01:17 then it would basically be saying, okay, you can just assign anything you want to any object at any time. And probably over the course of an entire application, this would result in probably quite a few bugs. So if you think about it, TypeScript is just really a rule set that is a bunch of different compromises.

01:35 Sure, it's kind of erroring here in a situation that it wouldn't fail at runtime, but it's only doing that because it thinks on the whole, this will result in you doing some safer coding. So of course, the best thing that you can do here is you can save, you can actually give it a type of foo string. And this will make the error go away. But of course, we'll look at this situation

01:54 further down the line. Now, it will try to warn you as close to the source of the problem as possible. So here we have a type of myUser. And we're saying const user is myUser. MyUser has a property of name string. And we have given like a type here or passed a property, which is incorrect.

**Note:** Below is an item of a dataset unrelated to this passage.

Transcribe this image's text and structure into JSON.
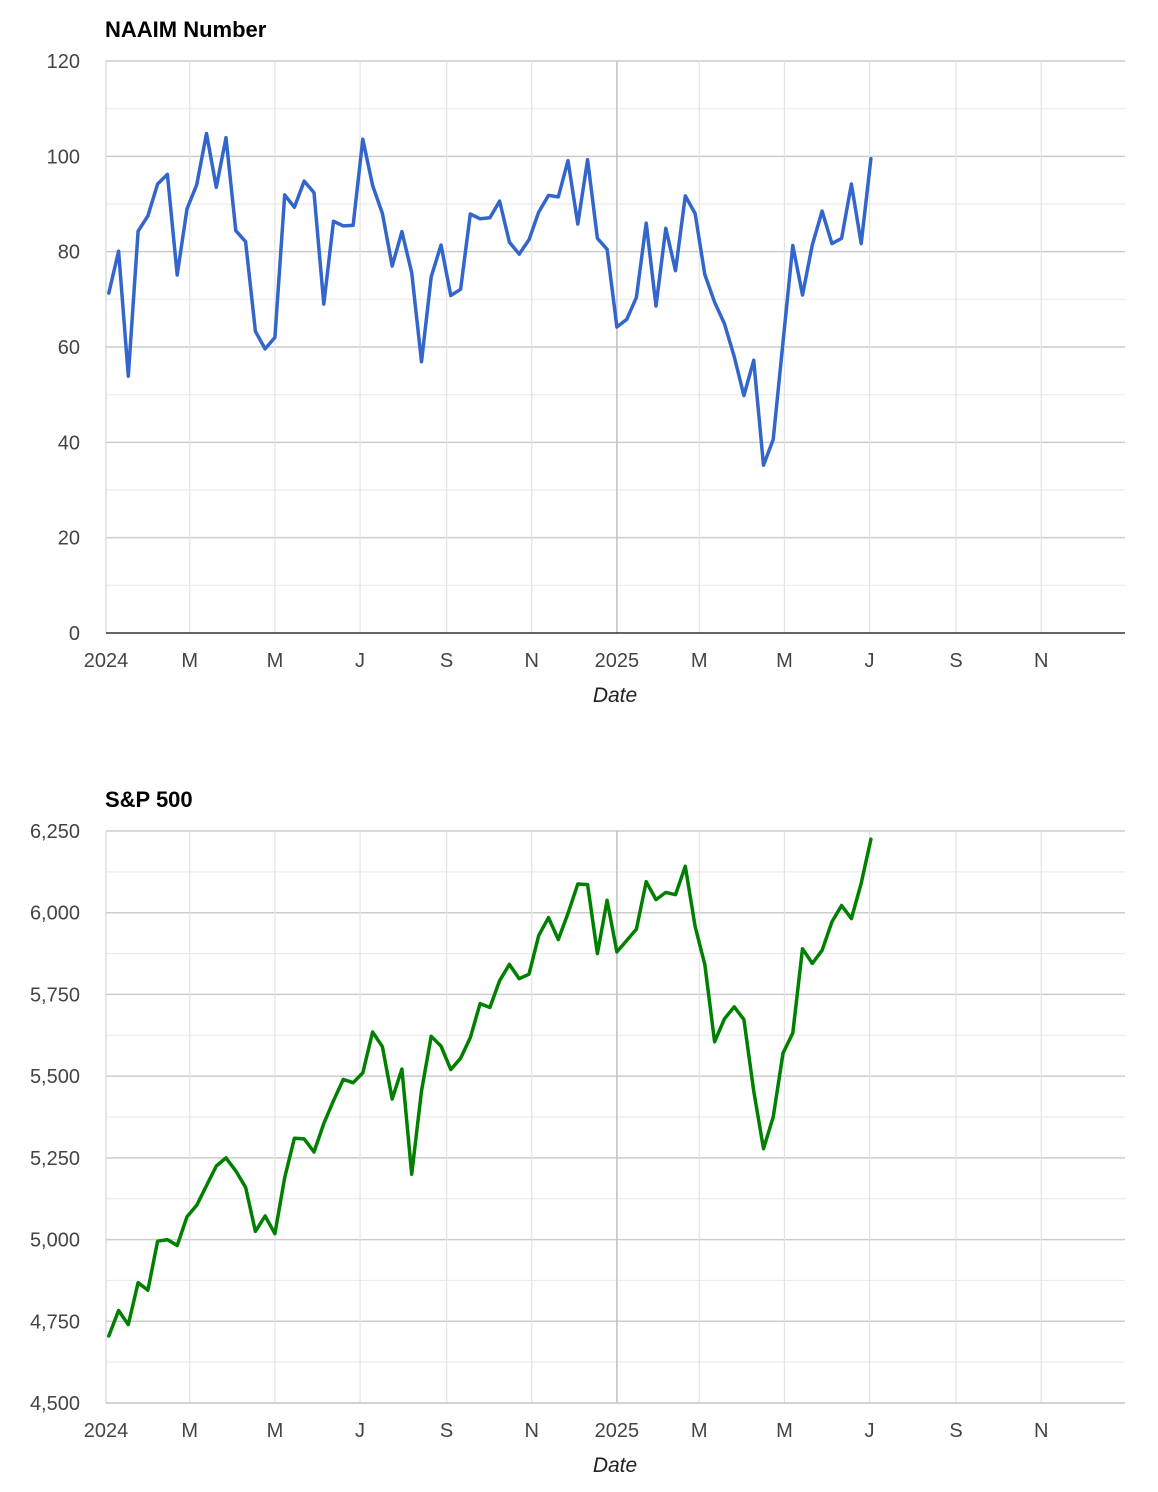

02:14 It should be name, but in fact, it's NME. And so it's saying type NME is not assignable to type myUser. Object literal may only specify known properties, but NME does not exist on type myUser. Did you mean to write name? This is on the other side of the spectrum where TypeScript is giving us a perfect error

02:34 for this exact situation, and even a suggestion on what we should write. And so of course, the thing to do here is just to autocomplete your way there and say name, fantastic. But sometimes like, and you can see that the error is like exactly where it needs to be, which is beautiful. But sometimes TypeScript won't give you an error in the exact spot that you need to.

02:53 For instance, here, we are creating a function type. And this function is a function that returns a string. And here, instead of erroring on the one, two, three, which is the actual error, because we're returning a number, not a string, it's giving us an error on the actual function itself. This is because functions, when you compare them together,

03:12 you have to compare the whole thing, which we will look at later. But it means that you get the error further away, than what you expect. Whereas we could restructure this slightly and instead give a return type to this function. And we could just say string here. And now it will give the error closer in. So TypeScript does its best. It really does try to make sure

03:32 that the red line is exactly where it needs to be. But sometimes because of things that you're doing, it can't quite do that. So this is a good introduction for TypeScript errors.